One Foot After the Other
Wrapped the sketchpad today! I have to clean my place so I'll wait till everything's sorted out before cracking a new one. Truly enjoyed the paper, although in several pages things felt weird. I'm not advanced enough to triage whether it was a paper problem, sizing problem, or technique problem. I think this is the first sketchbook I'd ever had where I could honestly say I like every sheet (or at least they turned out halfway decent), so pretty pleased about that.
I think I'd gotten better at recognizing where I could go looser and how to approximate the colors, which in turn lessen my anxiety. Given that I'm still ranting about fear of wet media as late as the beginning of April, it is a surprise to myself that this sketchpad ends up being 80% watercolor and 20% water-soluble media.
As I grew more confident, I made less "mistakes". When I did, I figured out how to fix, cover, or accept it. In turn, I grew even bolder. If only we step into such virtuous cycle as easily as we are into vicious cycle.

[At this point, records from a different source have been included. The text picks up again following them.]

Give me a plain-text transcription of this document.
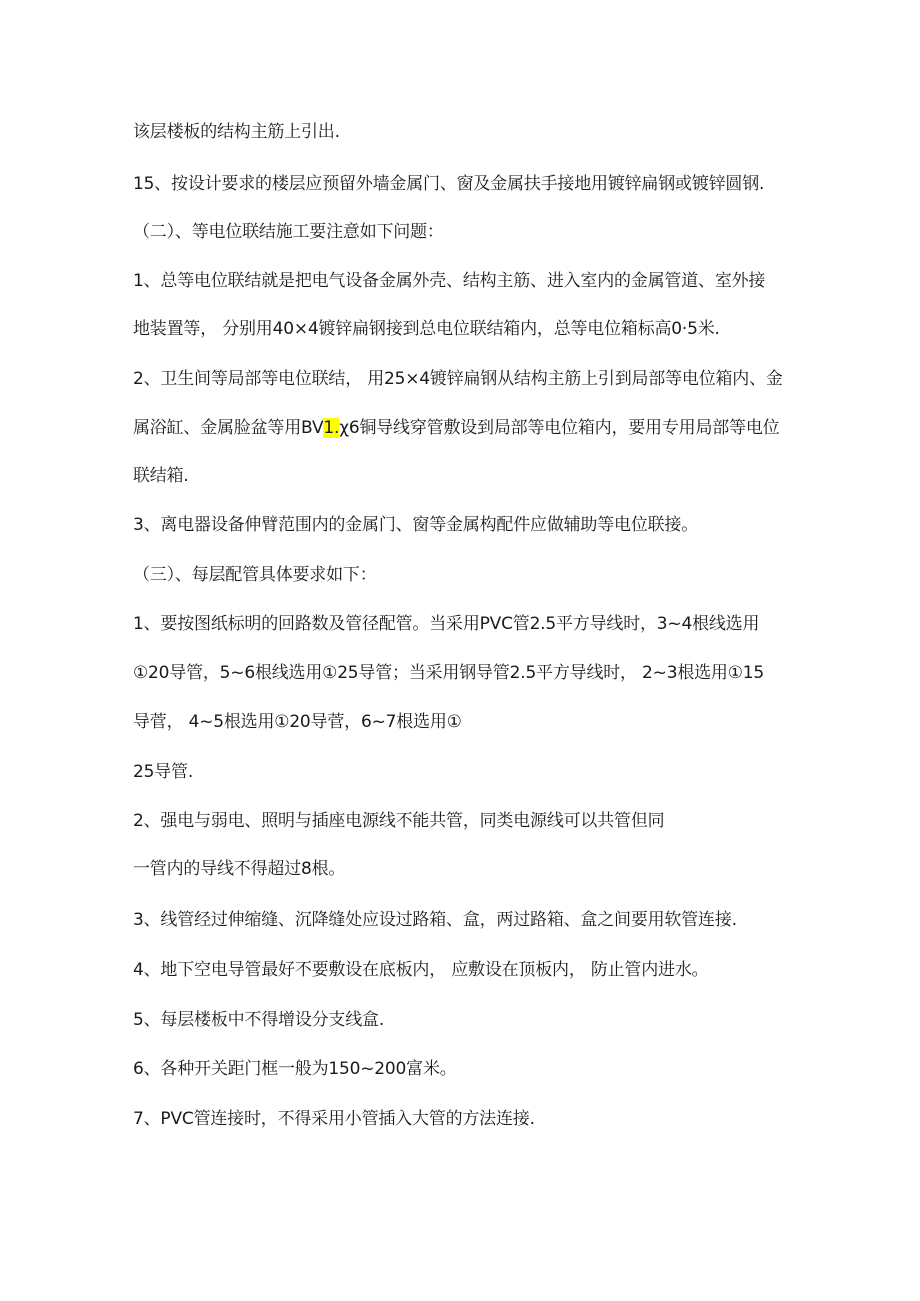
该层楼板的结构主筋上引出.

15、按设计要求的楼层应预留外墙金属门、窗及金属扶手接地用镀锌扁钢或镀锌圆钢.

（二）、等电位联结施工要注意如下问题：

1、总等电位联结就是把电气设备金属外壳、结构主筋、进入室内的金属管道、室外接

地装置等， 分别用40×4镀锌扁钢接到总电位联结箱内，总等电位箱标高0·5米.

2、卫生间等局部等电位联结， 用25×4镀锌扁钢从结构主筋上引到局部等电位箱内、金

属浴缸、金属脸盆等用BV1.χ6铜导线穿管敷设到局部等电位箱内，要用专用局部等电位

联结箱.

3、离电器设备伸臂范围内的金属门、窗等金属构配件应做辅助等电位联接。

（三）、每层配管具体要求如下：

1、要按图纸标明的回路数及管径配管。当采用PVC管2.5平方导线时，3~4根线选用

①20导管，5~6根线选用①25导管；当采用钢导管2.5平方导线时， 2~3根选用①15

导菅， 4~5根选用①20导菅，6~7根选用①

25导管.

2、强电与弱电、照明与插座电源线不能共管，同类电源线可以共管但同

一管内的导线不得超过8根。

3、线管经过伸缩缝、沉降缝处应设过路箱、盒，两过路箱、盒之间要用软管连接.

4、地下空电导管最好不要敷设在底板内， 应敷设在顶板内， 防止管内进水。

5、每层楼板中不得增设分支线盒.

6、各种开关距门框一般为150~200富米。

7、PVC管连接时，不得采用小管插入大管的方法连接.
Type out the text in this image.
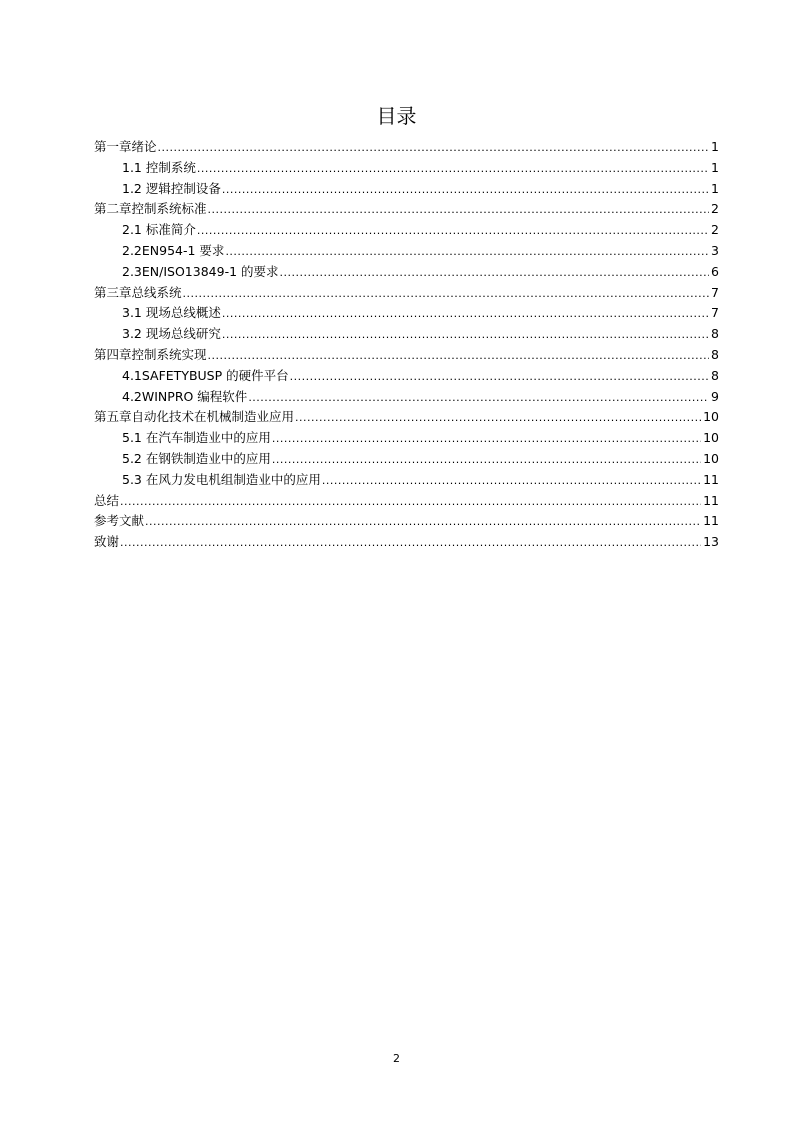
目录
第一章绪论 .....	1
1.1 控制系统 .....	1
1.2 逻辑控制设备 .....	1
第二章控制系统标准 .....	2
2.1 标准简介 .....	2
2.2EN954-1 要求 .....	3
2.3EN/ISO13849-1 的要求 .....	6
第三章总线系统 .....	7
3.1 现场总线概述 .....	7
3.2 现场总线研究 .....	8
第四章控制系统实现 .....	8
4.1SAFETYBUSP 的硬件平台 .....	8
4.2WINPRO 编程软件 .....	9
第五章自动化技术在机械制造业应用 .....	10
5.1 在汽车制造业中的应用 .....	10
5.2 在钢铁制造业中的应用 .....	10
5.3 在风力发电机组制造业中的应用 .....	11
总结 .....	11
参考文献 .....	11
致谢 .....	13
2
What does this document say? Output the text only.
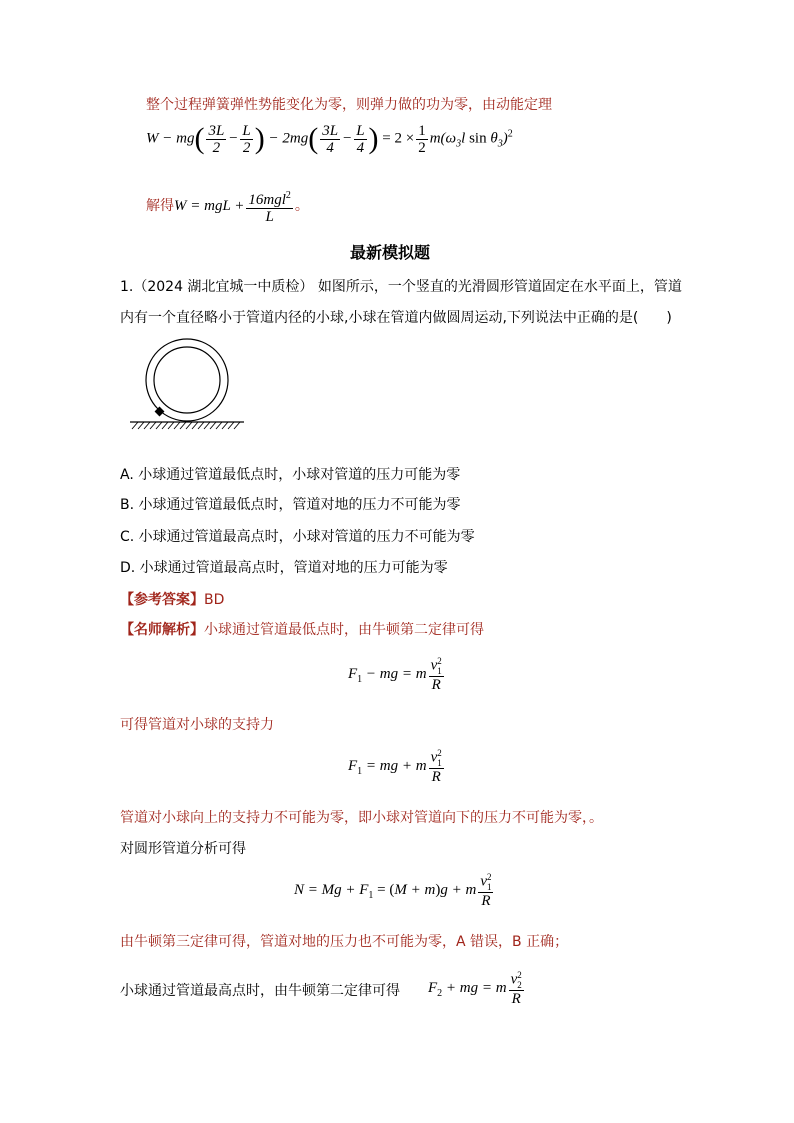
整个过程弹簧弹性势能变化为零，则弹力做的功为零，由动能定理
$W - mg( \frac{3L}{2} - \frac{L}{2}$ ) − $2mg( \frac{3L}{4} - \frac{L}{4}$ ) = $2 \times \frac{1}{2} m(\omega_3l$ $\sin \theta_3)^2$
解得W = mgL + $\frac{16mgl^2}{L}$ 。
最新模拟题
1.（2024 湖北宜城一中质检） 如图所示，一个竖直的光滑圆形管道固定在水平面上，管道
内有一个直径略小于管道内径的小球,小球在管道内做圆周运动,下列说法中正确的是(　　)
A. 小球通过管道最低点时，小球对管道的压力可能为零
B. 小球通过管道最低点时，管道对地的压力不可能为零
C. 小球通过管道最高点时，小球对管道的压力不可能为零
D. 小球通过管道最高点时，管道对地的压力可能为零
【参考答案】BD
【名师解析】小球通过管道最低点时，由牛顿第二定律可得
$F_1$ − mg = m v 2
1
R
可得管道对小球的支持力
$F_1$ = mg + m v 2
1
R
管道对小球向上的支持力不可能为零，即小球对管道向下的压力不可能为零，。
对圆形管道分析可得
$N = Mg + F_1 = (M + m)g + m$ v 2
1
R
由牛顿第三定律可得，管道对地的压力也不可能为零，A 错误，B 正确；
小球通过管道最高点时，由牛顿第二定律可得 $F_2$ + mg = m v 2
2
R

I'm still learning most of these tools. Sometimes I'm baffled because a water-soluble pencil or marker would dissolve completely and spread beautifully on one page but not the other. My sprayer would disperse fine mist one time but drop unsightly blobs the next time. Some part of me is trying to convince me that I should start learning things more formally, the other part says embrace the wild west. We'll see.
While I loosely keep track of the pages I have left as I compose a blog post, I don't actually set a target to achieve. For me, drawing and painting should stay casual, and the pacing is merely a bookmark I leave for myself in the future. After I found my old drawings though, I decided to be just a little bit more diligent. Teenage me signed and dated every picture, which seemed pompous and unnecessary at the time, but it allowed today's me to place everything in a concrete space. This is the fastest sketchbook I finished ever, and I'd attribute that to the fun I have in every page.
In my teenage years, I spent a lot of time drawing in loose A4 and folio sheets because that was what we would use to print schoolworks. I had reams of them stocked. Now I realized that I was trying too much, too big. Every now and then I would fold them in half and bind A5 books for me to take on the go, but I clearly didn't do it enough. I'd been working with A5 and B6 books since I restarted, and suddenly everything felt way more manageable.
While it started as a necessity, I've grown to use the painter's tape as part of the ritual. Whenever I set myself to wind down and start "playing", I would lay down the painter's tape on the four sides of the sketchpad, regardless of my intention to actually paint. I do that even when I use pencils and don't have to worry about wet paints spilling over the spiral binding and contaminate other pages. It's funny how our brain is wired to notice and appreciate patterns.
I don't think I'll ever be interested in miniature paintings requiring me to hunch and work over a magnifying glass, but I've decided that my next sketchbook would be smaller than A5. If I can get comfortable working on around A6 or one of them cute palm-sized squares, that would be nice to bring outside.